# How do you graph y=1/(x-7)+3 using asymptotes, intercepts, end behavior?

Nov 12, 2016

The vertical asymptote is $x = 7$
The horizontal asymptote is $y = 0$
There are no oblique asymptotes.
The intercepts are $\left(0 , \frac{20}{7}\right)$ and $\left(\frac{20}{3} , 0\right)$

#### Explanation:

As you cannot divide by $0$, a vertical asymptote is $x = 7$

${\lim}_{x \to - \infty} y = {\lim}_{x \to - \infty} \frac{1}{x} = {0}^{-}$

${\lim}_{x \to + \infty} y = {\lim}_{x \to + \infty} \frac{1}{x} = {0}^{+}$

Therefore $y = 0$ is a horizontal asymptote.

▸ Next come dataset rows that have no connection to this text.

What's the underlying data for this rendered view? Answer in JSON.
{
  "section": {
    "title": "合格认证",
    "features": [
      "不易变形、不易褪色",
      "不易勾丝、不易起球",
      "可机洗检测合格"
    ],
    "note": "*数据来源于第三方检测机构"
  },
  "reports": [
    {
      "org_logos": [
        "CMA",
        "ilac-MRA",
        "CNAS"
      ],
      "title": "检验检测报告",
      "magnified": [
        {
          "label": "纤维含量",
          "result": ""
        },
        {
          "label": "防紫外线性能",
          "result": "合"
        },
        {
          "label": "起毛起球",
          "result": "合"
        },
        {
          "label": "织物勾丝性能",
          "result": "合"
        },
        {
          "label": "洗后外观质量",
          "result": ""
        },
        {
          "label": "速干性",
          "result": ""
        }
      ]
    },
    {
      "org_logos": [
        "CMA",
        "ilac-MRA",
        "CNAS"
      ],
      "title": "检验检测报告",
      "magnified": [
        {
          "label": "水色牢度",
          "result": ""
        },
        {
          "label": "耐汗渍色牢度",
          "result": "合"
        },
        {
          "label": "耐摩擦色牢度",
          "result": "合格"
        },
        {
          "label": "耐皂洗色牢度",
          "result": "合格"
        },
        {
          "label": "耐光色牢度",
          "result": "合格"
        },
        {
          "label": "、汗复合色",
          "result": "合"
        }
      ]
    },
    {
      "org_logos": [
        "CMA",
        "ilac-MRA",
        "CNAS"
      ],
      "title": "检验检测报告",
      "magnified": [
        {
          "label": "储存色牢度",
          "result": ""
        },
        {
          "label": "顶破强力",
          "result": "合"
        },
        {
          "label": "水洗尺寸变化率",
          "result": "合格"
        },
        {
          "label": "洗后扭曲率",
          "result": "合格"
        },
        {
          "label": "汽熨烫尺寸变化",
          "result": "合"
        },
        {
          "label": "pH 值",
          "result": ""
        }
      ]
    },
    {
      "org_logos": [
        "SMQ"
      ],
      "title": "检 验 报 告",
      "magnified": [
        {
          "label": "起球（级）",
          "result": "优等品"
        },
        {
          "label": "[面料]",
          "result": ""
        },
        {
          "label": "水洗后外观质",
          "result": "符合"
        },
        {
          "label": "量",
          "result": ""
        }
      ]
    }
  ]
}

${\lim}_{x \to {7}^{-}} y = - \infty$

${\lim}_{x \to {7}^{+}} y = + \infty$

There are no oblique intercept as the degree of the numerator is $<$ the degree of the denominator.

Intercepts, when $x = 0$, $y = - \frac{1}{7} + 3 = \frac{20}{7}$

When $y = 0$ $\implies$$\frac{1}{x - 7} + 3 = 0$ $\implies$$x = \frac{20}{3}$
graph{3+1/(x-7) [-14.87, 25.66, -8.18, 12.09]}